Over the course of another year marked by the shadows of the pandemic and its ramifications, we have all had to find entirely new solutions to deal with the challenges brought by the coronavirus. And once again, the outstanding ability to combine biotechnology research with process engineering expertise has proved to be a key factor here.
Highlights in the area of health
Just like the vaccine manufacturers, we at Fraunhofer IGB have put our know-how to work and developed tools to address these new challenges. For example, in the Healthy Air Initiative of the state of Baden-Württemberg, we helped to develop new methods for detecting viruses in aerosols. We have also conducted extensive research to find ways of increasing our PCR testing capacity to meet demand. One promising development is a procedure for detecting SARS-CoV-2 based on the high-throughput sequencing method developed at the IGB.
CO2 as raw material
However, we have more on our plate than just the pandemic, since the issue of climate change also calls for fast progress in technology.
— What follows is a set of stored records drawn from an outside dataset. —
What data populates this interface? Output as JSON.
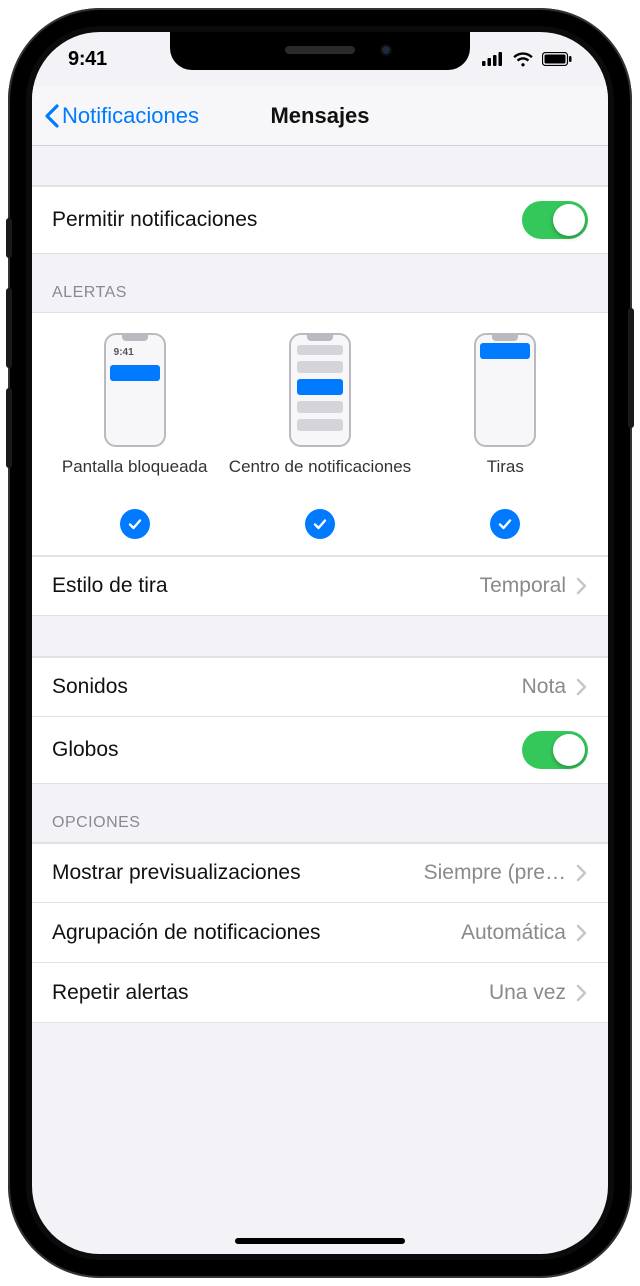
{
  "status": {
    "time": "9:41"
  },
  "nav": {
    "back": "Notificaciones",
    "title": "Mensajes"
  },
  "allow": {
    "label": "Permitir notificaciones",
    "on": true
  },
  "alerts": {
    "header": "ALERTAS",
    "options": [
      {
        "label": "Pantalla bloqueada",
        "checked": true
      },
      {
        "label": "Centro de notificaciones",
        "checked": true
      },
      {
        "label": "Tiras",
        "checked": true
      }
    ],
    "mini_time": "9:41",
    "banner_style": {
      "label": "Estilo de tira",
      "value": "Temporal"
    }
  },
  "sounds": {
    "label": "Sonidos",
    "value": "Nota"
  },
  "badges": {
    "label": "Globos",
    "on": true
  },
  "options": {
    "header": "OPCIONES",
    "show_previews": {
      "label": "Mostrar previsualizaciones",
      "value": "Siempre (pre…"
    },
    "grouping": {
      "label": "Agrupación de notificaciones",
      "value": "Automática"
    },
    "repeat": {
      "label": "Repetir alertas",
      "value": "Una vez"
    }
  }
}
In a wide range of projects – such as CO2EXIDE – we are investigating ways of using CO2 as raw material for innovative conversion processes and to manufacture sustainable products. One of these novel solutions, which was developed under the collaboration program between Fraunhofer and Max Planck Society, brought our vision of combining biology and engineering to life in a particularly impressive way. In this project, the team in Straubing and their partners have successfully fixed CO2 in a redox-active hydrogel for the first time, by means of electro-biocatalytic reduction.
Hydrogen Lab Leuna
One of the outstanding events of the year was the launch of the Hydrogen Lab Leuna, an electrolysis plant that we constructed in collaboration with the Fraunhofer Institute for Microstructure of Materials and Systems IMWS (headquartered at Fraunhofer IWES). Now, for the first time, the Fraunhofer Center for Chemical-Biotechnological Processes CBP, our institute branch in Leuna, will be able to test the production of chemical components from green hydrogen under real life conditions of fluctuating energy generation in a chemical park.